Deborah Cash, executive director of the Downtown Association, said the move was a long time in coming. “This is a very necessary change,” Cash stated. “Having a single agency run the whole event is less confusing and it eliminates the middle man between the farmers and us.”

Cash said the farmers “have nothing to worry about.” She said everything will stay the same: Fees will not rise nor will there be any changes in the spaces allocated. But there is a caveat. A question-and- answer document sent to the farmers said under the topic of fee changes, it will “take at least a year to determine if any changes need to be made to the current fee structure.”

 Cash pledged to represent the interests of farmers and keep them fully informed, though she did say she did not know the farmers very well.
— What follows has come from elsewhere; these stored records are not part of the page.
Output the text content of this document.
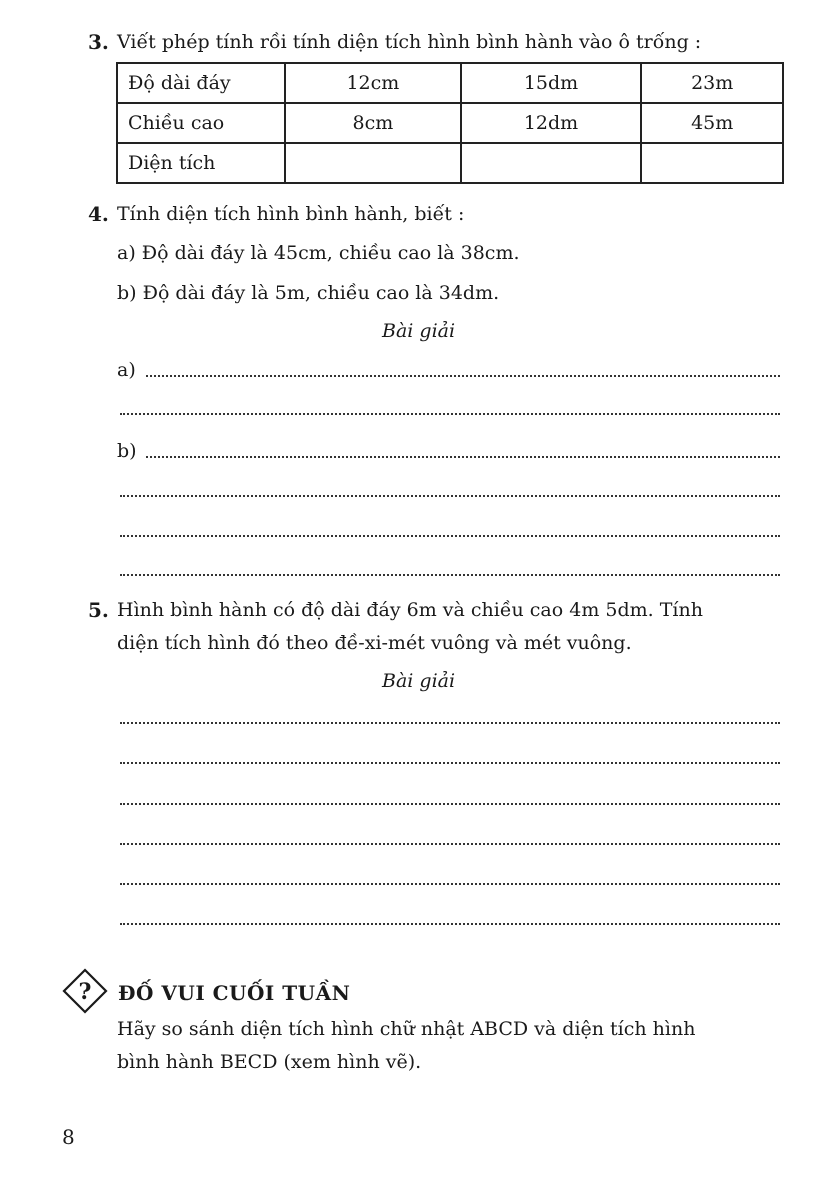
3. Viết phép tính rồi tính diện tích hình bình hành vào ô trống :
Độ dài đáy	12cm	15dm	23m
Chiều cao	8cm	12dm	45m
Diện tích			
4. Tính diện tích hình bình hành, biết :
a) Độ dài đáy là 45cm, chiều cao là 38cm.
b) Độ dài đáy là 5m, chiều cao là 34dm.
Bài giải
a)
b)
5. Hình bình hành có độ dài đáy 6m và chiều cao 4m 5dm. Tính
diện tích hình đó theo đề-xi-mét vuông và mét vuông.
Bài giải
? ĐỐ VUI CUỐI TUẦN
Hãy so sánh diện tích hình chữ nhật ABCD và diện tích hình
bình hành BECD (xem hình vẽ).
8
She said no farmers were involved in the decision to change management groups. “I don’t think the farmers knew this was coming,” Cash reflected. “We’re just getting to know the farmers, and we will get to know them more now because there will no longer be a  middle man.”

Phillip Langston, owner of SLO Grown Produce and a board member of the Farmers’ Market Association, said he did not hear about the change until Jan. 20, only an hour before he was contacted by New Times. He said though the reorganization may have been in the works for a long time as far as the Downtown Association is concerned, the farmers knew nothing about it.

Langston said he was not sure the Downtown Association knows enough about farmers to represent their interests. “I don’t feel they have a good grip on what it means to be a farmer,” said Langston. “This is a seasonal business and it takes a lot to understand how farmers work. I don’t know how they can represent our business. We are the ones who know our business.”

Farmers have until Jan. 21 to send their applications and accompanying documents to the Downtown Association.